Participants in the protest included activists with a number of organizations in New York City, including Fordham Students for Justice in Palestine. Fordham students are currently suing the university after they were prohibited from organizing their SJP on campus despite years of applications and an approval by the university’s student government association. The application was then, in an unprecedented step, overturned and denied by Fordham Dean of Students Keith Eldredge. Represented by Palestine Legal and the Center for Constitutional Rights, Fordham students are arguing that the denial is an unjust and unlawful form of discrimination that violates Fordham’s own policies and commitments to its students. Samidoun Palestinian Prisoner Solidarity Network expressed its solidarity with the Fordham students and support for their struggle for justice in the courtroom, on the campus and in the streets.

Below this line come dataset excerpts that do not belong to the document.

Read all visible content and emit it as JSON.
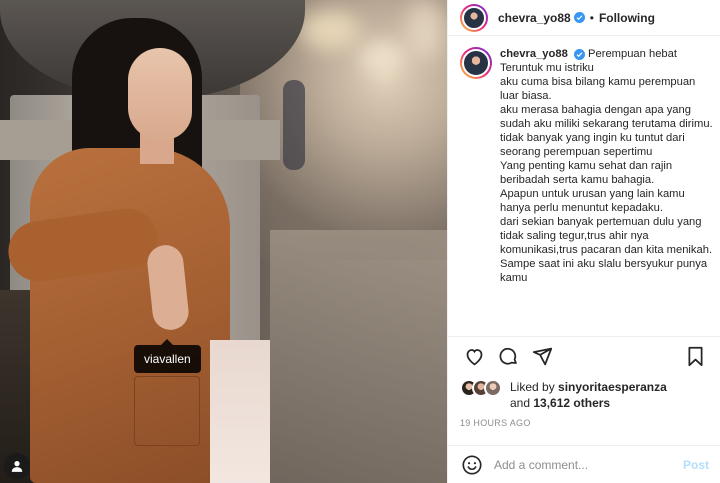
{
  "post": {
    "username": "chevra_yo88",
    "follow_status": "Following",
    "separator": "•",
    "photo_tag": "viavallen",
    "caption_lines": [
      "Perempuan hebat",
      "Teruntuk mu istriku",
      "aku cuma bisa bilang kamu perempuan luar biasa.",
      "aku merasa bahagia dengan apa yang sudah aku miliki sekarang terutama dirimu.",
      "tidak banyak yang ingin ku tuntut dari seorang perempuan sepertimu",
      "Yang penting kamu sehat dan rajin beribadah serta kamu bahagia.",
      "Apapun untuk urusan yang lain kamu hanya perlu menuntut kepadaku.",
      "dari sekian banyak pertemuan dulu yang tidak saling tegur,trus ahir nya komunikasi,trus pacaran dan kita menikah.",
      "Sampe saat ini aku slalu bersyukur punya kamu"
    ],
    "likes": {
      "prefix": "Liked by",
      "user": "sinyoritaesperanza",
      "and": "and",
      "others": "13,612 others"
    },
    "time_ago": "19 HOURS AGO",
    "comment": {
      "placeholder": "Add a comment...",
      "post_label": "Post"
    }
  },
  "icons": [
    "verified-badge-icon",
    "heart-icon",
    "comment-icon",
    "share-icon",
    "bookmark-icon",
    "emoji-icon",
    "user-tag-icon"
  ],
  "colors": {
    "verified": "#3897f0",
    "post_button": "#b2dffc",
    "text": "#262626",
    "secondary_text": "#8e8e8e"
  }
}
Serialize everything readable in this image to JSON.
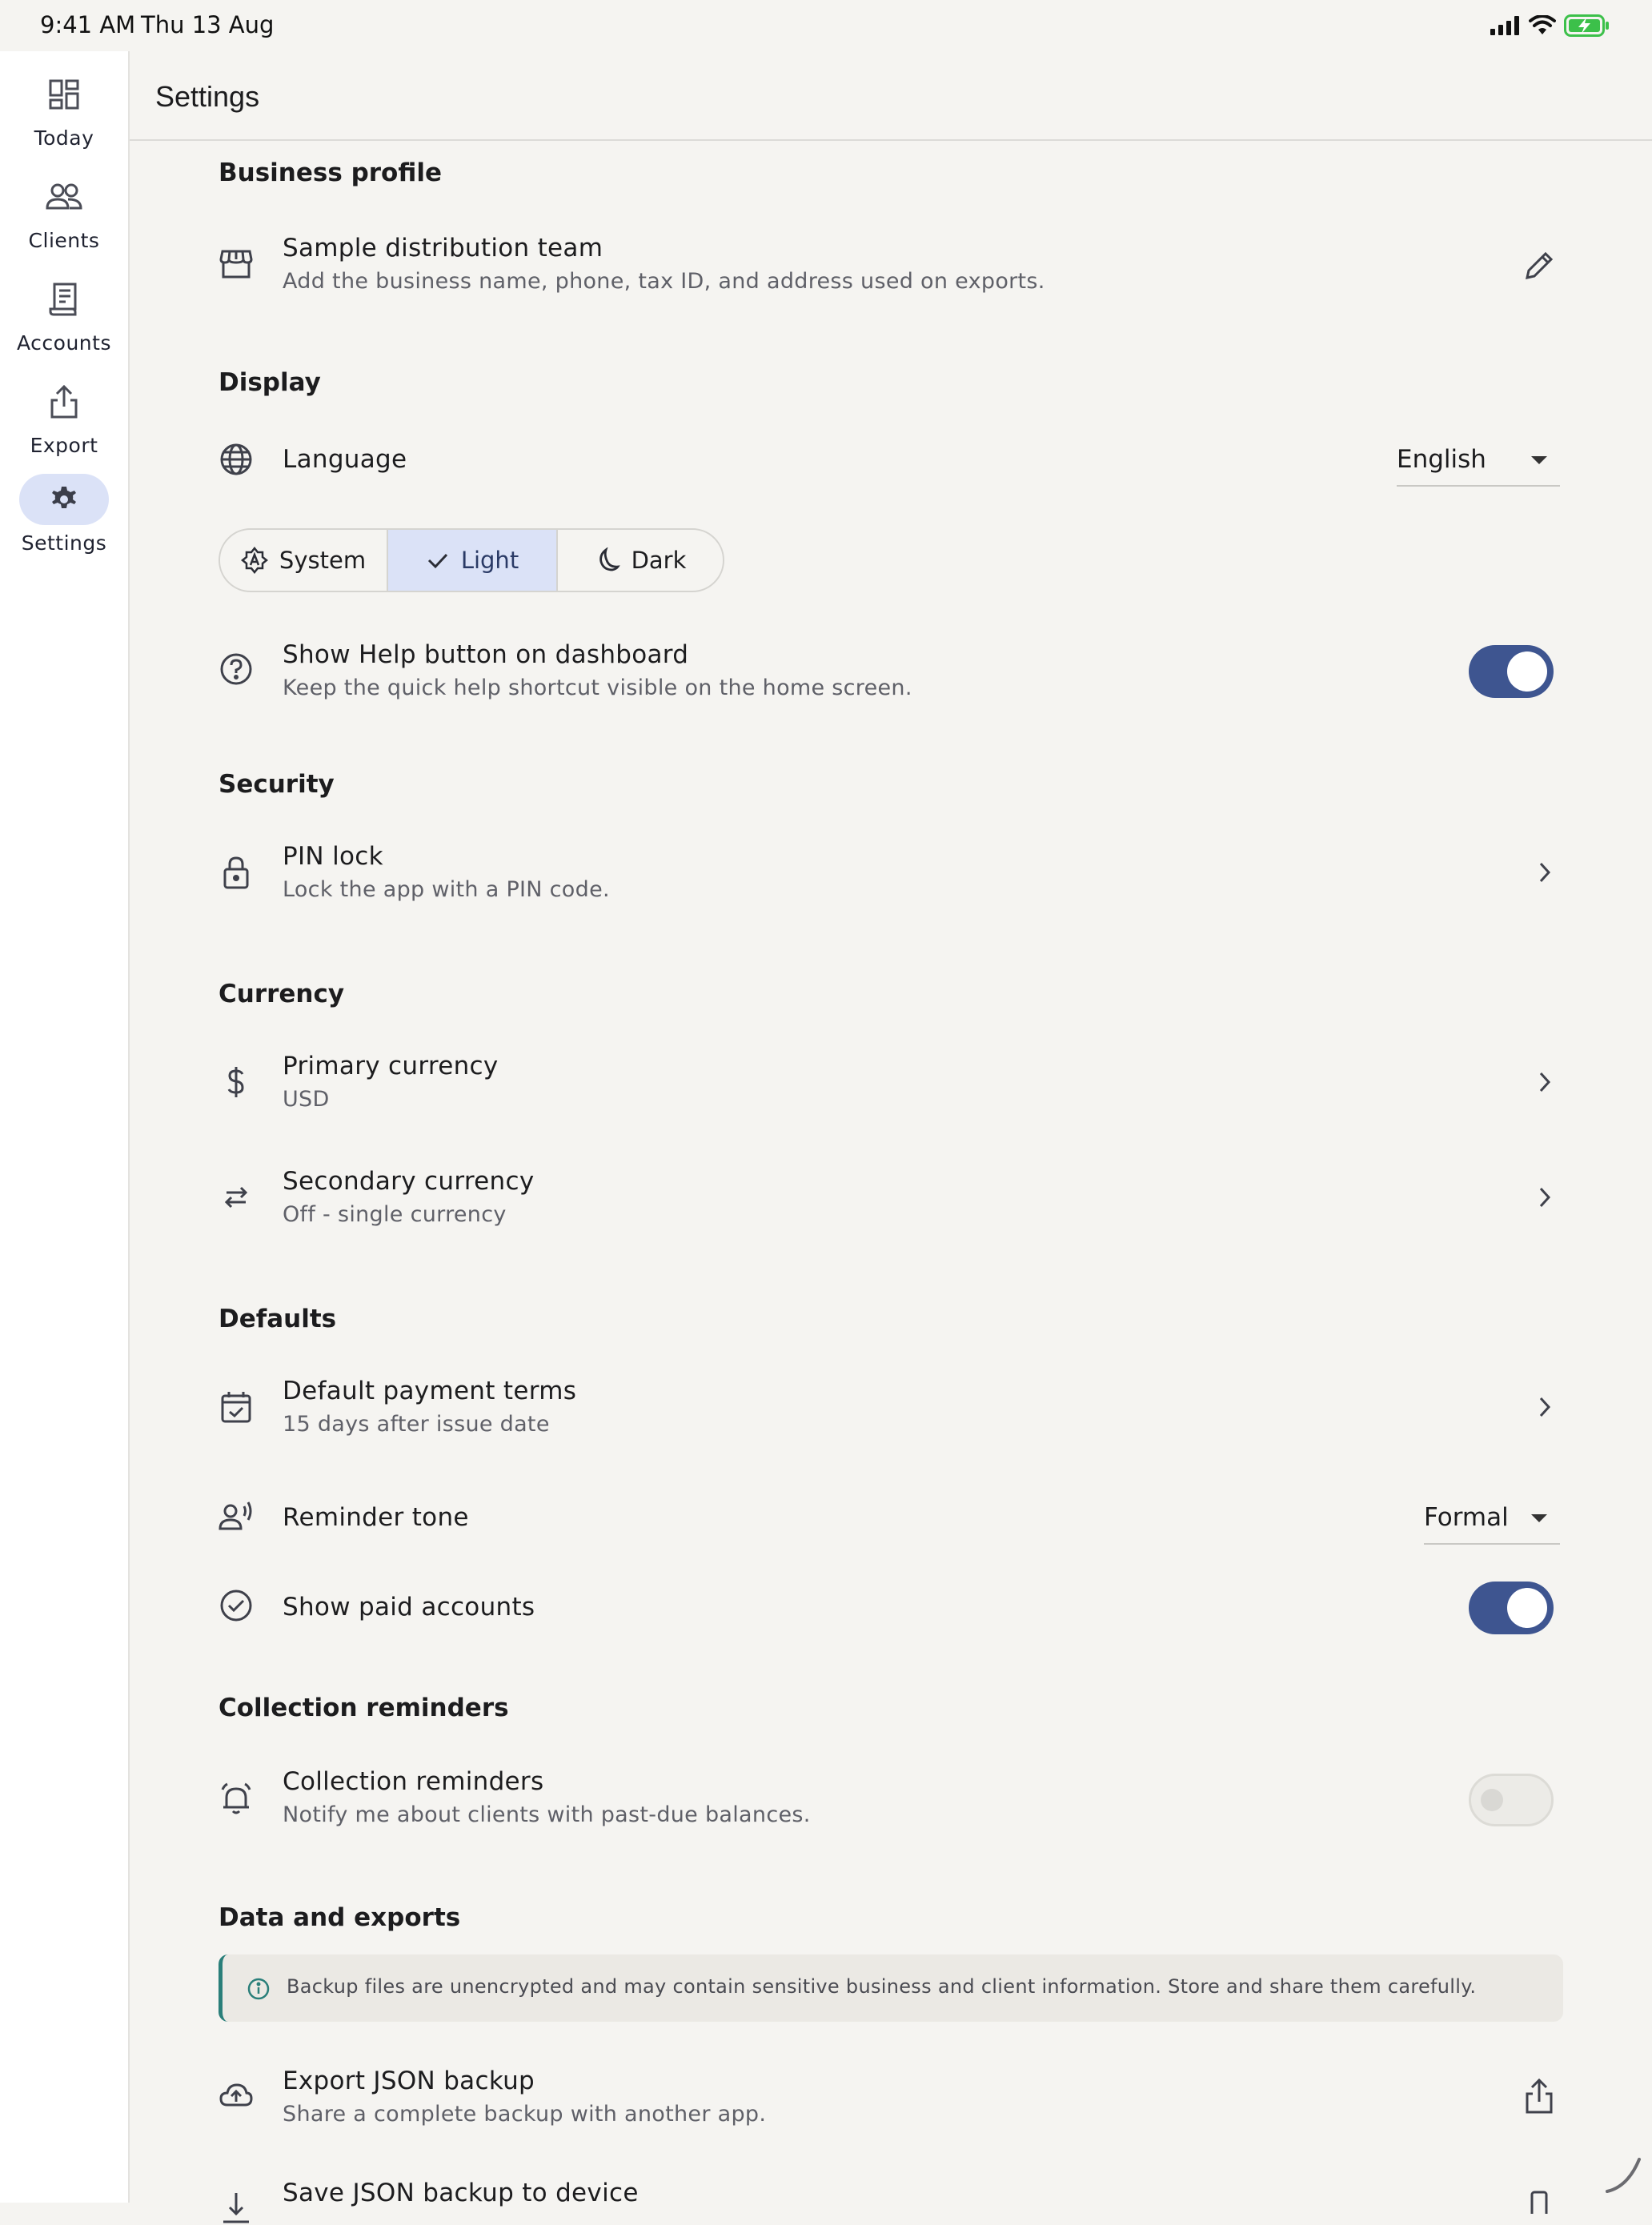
{
  "status": {
    "time": "9:41 AM",
    "date": "Thu 13 Aug"
  },
  "rail": {
    "items": [
      {
        "label": "Today",
        "icon": "dashboard-icon"
      },
      {
        "label": "Clients",
        "icon": "people-icon"
      },
      {
        "label": "Accounts",
        "icon": "receipt-icon"
      },
      {
        "label": "Export",
        "icon": "share-icon"
      },
      {
        "label": "Settings",
        "icon": "gear-icon",
        "active": true
      }
    ]
  },
  "header": {
    "title": "Settings"
  },
  "sections": {
    "business": {
      "title": "Business profile",
      "profile": {
        "primary": "Sample distribution team",
        "secondary": "Add the business name, phone, tax ID, and address used on exports."
      }
    },
    "display": {
      "title": "Display",
      "language": {
        "label": "Language",
        "value": "English"
      },
      "theme": {
        "options": [
          "System",
          "Light",
          "Dark"
        ],
        "selected": "Light"
      },
      "help": {
        "primary": "Show Help button on dashboard",
        "secondary": "Keep the quick help shortcut visible on the home screen.",
        "enabled": true
      }
    },
    "security": {
      "title": "Security",
      "pin": {
        "primary": "PIN lock",
        "secondary": "Lock the app with a PIN code."
      }
    },
    "currency": {
      "title": "Currency",
      "primary": {
        "primary": "Primary currency",
        "secondary": "USD"
      },
      "secondary": {
        "primary": "Secondary currency",
        "secondary": "Off - single currency"
      }
    },
    "defaults": {
      "title": "Defaults",
      "terms": {
        "primary": "Default payment terms",
        "secondary": "15 days after issue date"
      },
      "tone": {
        "label": "Reminder tone",
        "value": "Formal"
      },
      "paid": {
        "label": "Show paid accounts",
        "enabled": true
      }
    },
    "reminders": {
      "title": "Collection reminders",
      "item": {
        "primary": "Collection reminders",
        "secondary": "Notify me about clients with past-due balances.",
        "enabled": false
      }
    },
    "data": {
      "title": "Data and exports",
      "banner": "Backup files are unencrypted and may contain sensitive business and client information. Store and share them carefully.",
      "export": {
        "primary": "Export JSON backup",
        "secondary": "Share a complete backup with another app."
      },
      "save": {
        "primary": "Save JSON backup to device"
      }
    }
  },
  "colors": {
    "accent": "#3e5590",
    "selected_bg": "#dbe2f7",
    "info": "#2a7f7a",
    "battery": "#3cc04a"
  }
}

In addition, student labor activists – many of whom are also involved in the movement for justice in Palestine – at Fordham University are also facing severe and potentially unprecedented repression. Participants in a peaceful demonstration to support the contingent faculty union on 27 April, who were assaulted by Fordham Public Safety, then received an email temporarily banning them from campus, including students who live in dorm housing, and threatening them with disciplinary action. This happened despite the students not being officially charged with any violation of policy on campus. The administration is using severe “interim measures” ostensibly intended to protect the campus from serious threats of violence to instead penalize people for allegedly participating in a peaceful protest without advance permission from the administration.
Samidoun and other New York City Palestine groups, including NYC Students for Justice in Palestine and the NY4Palestine Coalition, will participate in May Day events taking place in the city, including a Palestine Contingent that will gather at 3 pm in Union Square. Before the Union Square rally, Palestine activists will also take part in the Immigrant Worker Justice Tour beginning in Washington Square Park at 12:30 pm.